I can understand the desire to speak in tongues. It might be a sign of the Holy Spirit working in me, but only I would have any chance of knowing that for sure. There is no guarantee that the noises coming from my mouth are from the Holy Spirit since my mind can cause a wide variety of noises to come out of my mouth.
Meaningful communication is valuable. One of the frustrations in China was my inability to understand the language, either spoken or written. One day I went to the kitchen to prepare breakfast, turned on the tap, and discovered that there was no water flowing. Gas and electricity are metered and prepaid, so I wondered if there was a bill that we had forgotten to pay. After talking to others in the apartment complex we were quite certain that the water was shutoff for the entire building. There was a high probability that a notice was posted on the door of the building the previous day letting everyone know that a shutoff was coming. There were often notices posted on the doors and near the elevator. They were all equally meaningless to me since they were all in Chinese. The water came back on soon and this became just one more Chinese adventure.

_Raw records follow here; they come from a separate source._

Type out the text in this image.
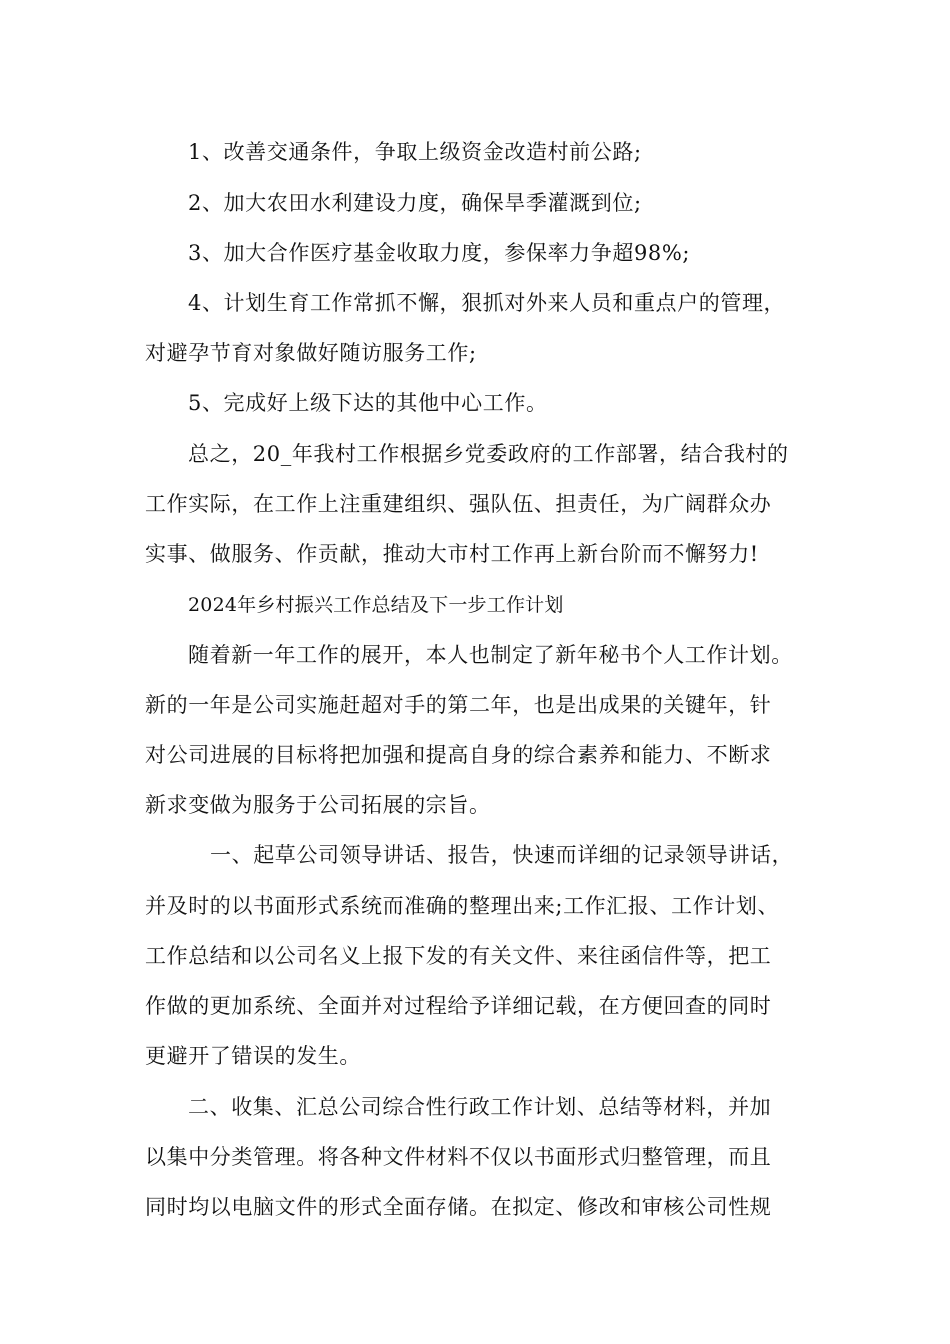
1、改善交通条件，争取上级资金改造村前公路;
2、加大农田水利建设力度，确保旱季灌溉到位;
3、加大合作医疗基金收取力度，参保率力争超98%;
4、计划生育工作常抓不懈，狠抓对外来人员和重点户的管理，
对避孕节育对象做好随访服务工作;
5、完成好上级下达的其他中心工作。
总之，20_年我村工作根据乡党委政府的工作部署，结合我村的
工作实际，在工作上注重建组织、强队伍、担责任，为广阔群众办
实事、做服务、作贡献，推动大市村工作再上新台阶而不懈努力!
2024年乡村振兴工作总结及下一步工作计划
随着新一年工作的展开，本人也制定了新年秘书个人工作计划。
新的一年是公司实施赶超对手的第二年，也是出成果的关键年，针
对公司进展的目标将把加强和提高自身的综合素养和能力、不断求
新求变做为服务于公司拓展的宗旨。
一、起草公司领导讲话、报告，快速而详细的记录领导讲话，
并及时的以书面形式系统而准确的整理出来;工作汇报、工作计划、
工作总结和以公司名义上报下发的有关文件、来往函信件等，把工
作做的更加系统、全面并对过程给予详细记载，在方便回查的同时
更避开了错误的发生。
二、收集、汇总公司综合性行政工作计划、总结等材料，并加
以集中分类管理。将各种文件材料不仅以书面形式归整管理，而且
同时均以电脑文件的形式全面存储。在拟定、修改和审核公司性规
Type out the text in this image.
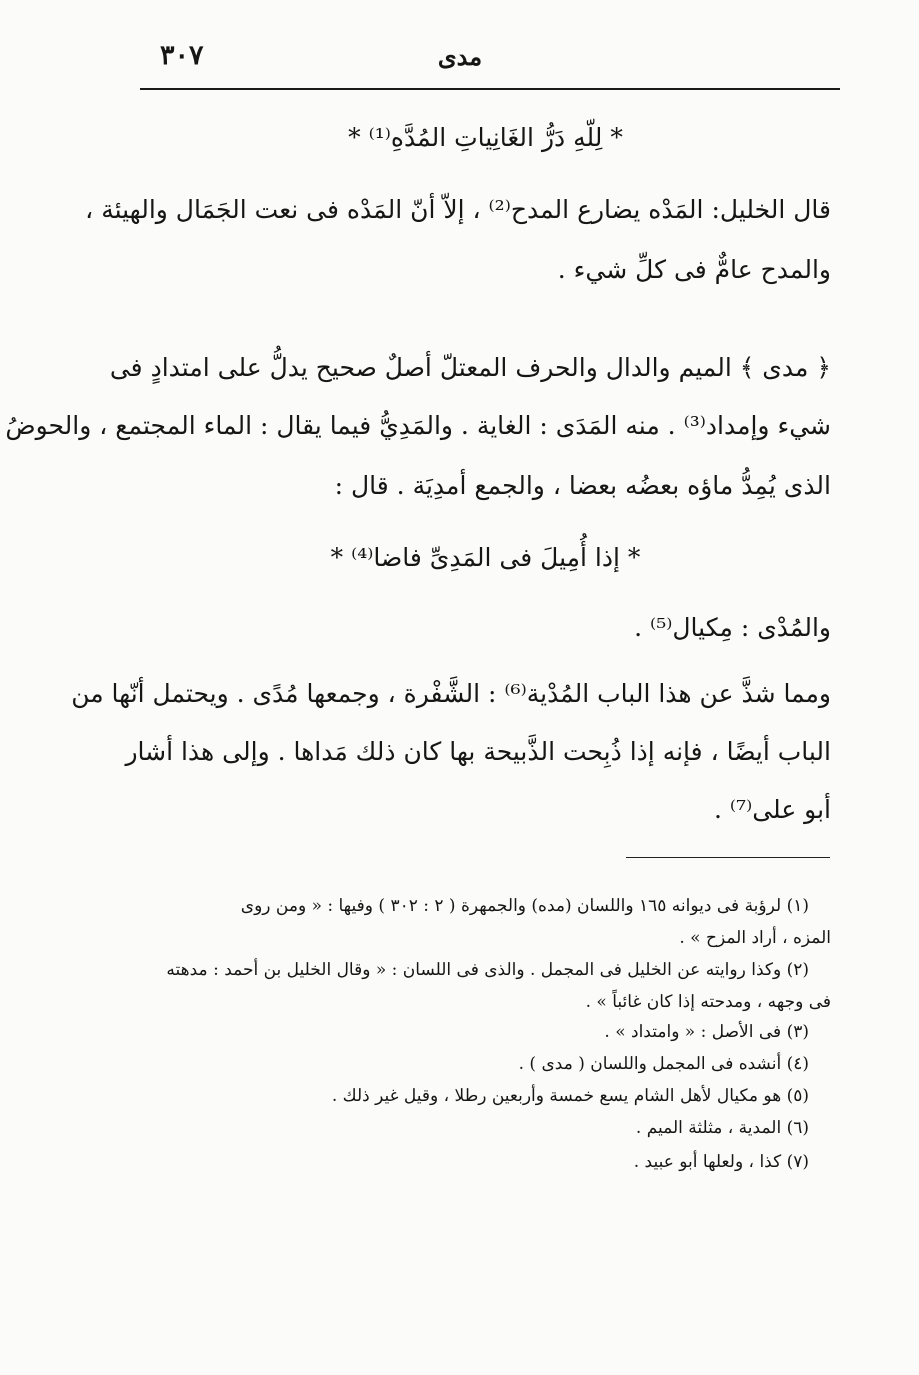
مدى
٣٠٧
* لِلّهِ دَرُّ الغَانِياتِ المُدَّهِ⁽¹⁾ *
قال الخليل: المَدْه يضارع المدح⁽²⁾ ، إلاّ أنّ المَدْه فى نعت الجَمَال والهيئة ،
والمدح عامٌّ فى كلِّ شيء .
﴿ مدى ﴾ الميم والدال والحرف المعتلّ أصلٌ صحيح يدلُّ على امتدادٍ فى
شيء وإمداد⁽³⁾ . منه المَدَى : الغاية . والمَدِيُّ فيما يقال : الماء المجتمع ، والحوضُ
الذى يُمِدُّ ماؤه بعضُه بعضا ، والجمع أمدِيَة . قال :
* إذا أُمِيلَ فى المَدِىِّ فاضا⁽⁴⁾ *
والمُدْى : مِكيال⁽⁵⁾ .
ومما شذَّ عن هذا الباب المُدْية⁽⁶⁾ : الشَّفْرة ، وجمعها مُدًى . ويحتمل أنّها من
الباب أيضًا ، فإنه إذا ذُبِحت الذَّبيحة بها كان ذلك مَداها . وإلى هذا أشار
أبو على⁽⁷⁾ .
(١) لرؤبة فى ديوانه ١٦٥ واللسان (مده) والجمهرة ( ٢ : ٣٠٢ ) وفيها : « ومن روى
المزه ، أراد المزح » .
(٢) وكذا روايته عن الخليل فى المجمل . والذى فى اللسان : « وقال الخليل بن أحمد : مدهته
فى وجهه ، ومدحته إذا كان غائباً » .
(٣) فى الأصل : « وامتداد » .
(٤) أنشده فى المجمل واللسان ( مدى ) .
(٥) هو مكيال لأهل الشام يسع خمسة وأربعين رطلا ، وقيل غير ذلك .
(٦) المدية ، مثلثة الميم .
(٧) كذا ، ولعلها أبو عبيد .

What about those who join us for a gathering on Sunday morning? We may not be speaking in tongues, but how often does our vocabulary reflect our shared experience in words that mean nothing to those who are new. Words have power and we use words like sanctification and justification because what they mean to us would take us many sentences to describe in words anyone can understand. Unfortunately, when we do this we not only make the newcomer feel like an outsider, but we may not be communicating what we really mean since we do not have a shared understanding of the word we think is there.
When we speak, we should seek to say something that builds up those who are listening in simple words that are clear and understandable.